Hard-driving post-punk soundscapes try on many different wigs on Austin fourpiece Female Gallery’s Best Friends Together Forever. The band shape-shifts through the five songs on the EP – the first lines rarely cluing you in on where you’ll end up through bridges, refrains, and winding guitar solos. The result shows a lot of range for the young band, a kaleidoscopic view of guitar-driven rock influences.

Best Friends Together Forever is Female Gallery’s first offering after dropping two singles in 2022. The “indie band of femmes and thems,” as they describe themselves, keeps up with a color theme with the album cover: A bright Barbie-pink square is set behind a pair of held hands, showing a clear predilection for pink that echoes across publicity photos and social media.

Credit: courtesy of Female Gallery

Despite the twee cover, the EP tilts brooding and expansive. Each of the songs clocks over four minutes, shooting for the spaciousness to let lines bleed and fuzz together, the kind of scuzzy world-building that post-punk is made for. That length gives space to not only be an eclectic collection, but eclectic within the course of the song.

“How Does It Feel” begins the EP with a moody, slightly dissonant palette, with lead singer Bee Vasquez creating her own distinct melody that feels at times like it has a separate life from the music beneath her. It’s bold: It swiftly jumps into a repeated chorus with little introduction or settling, as if it had been here building all along and it was you who just arrived. And then, suddenly, the clouds fall away, the tempo builds and the song has melted into a danceable New Wave beat.

There are some verses that build up to an obvious conclusion with the chorus. Female Gallery prefers power clashing, offering verses and choruses that maybe you wouldn’t have paired together immediately. But just like any thoughtful designer, the band knows the material enough to make it work. Single “Simon Says” comes out of the gate with driving, persistent guitar, a punk groove that you could settle into, that is then interrupted when the power chords are replaced with lingering, punctuated guitar rips.
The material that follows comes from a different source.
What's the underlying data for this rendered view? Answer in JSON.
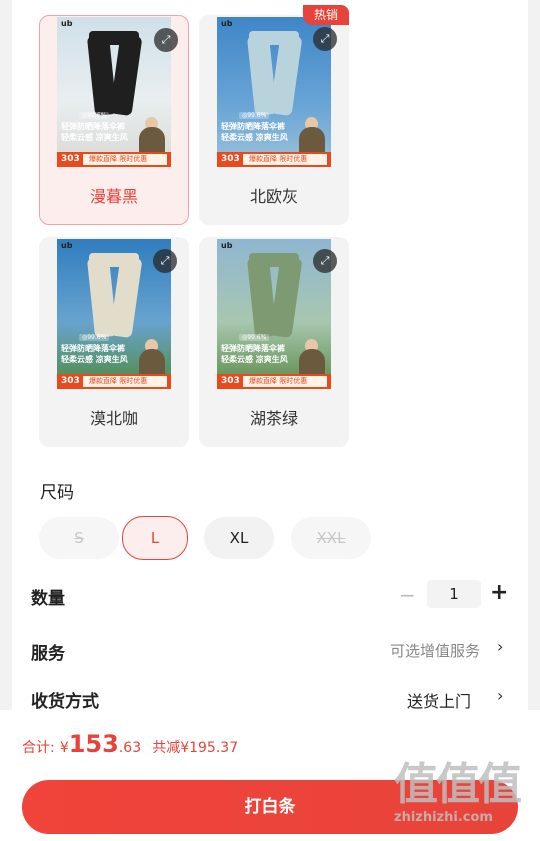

By the end of the song, ”Simon Says” has morphed to a marching beat driven by drummer Genesis Vasquez, Bee’s partner.

The stability and access of the beginning of songs give the band room for later surprises. “Lessons” begins with a bob-along prominent bassline laid down by Adryan McGuire as layers are added one by one: simple guitar chords, a nice vocal harmony, a simple keyboard line adding dimension. Suddenly, an explosion. The guitar goes dark, drums thundering behind it, and Vasquez launches into a frenzied, repeated chorus line that bobs and weaves with backing vocals. It’s a chaos chorus that then disappears with the return of that direct, rooting keyboard line. “Numb” similarly relies on a more subdued background to let the most ambitious parts – in this case a climbing, climactic guitar solo from Jessica Bryn.

Female Gallery’s maximalist tendencies give Best Friends Together Forever a lot of dimension, the kind of texture and range you typically expect from a full-length. There’s lots to explore in the five songs, and there’s a sense, too, that the band is still figuring out exactly where it wants to settle. The possibilities presented across these five songs are myriad.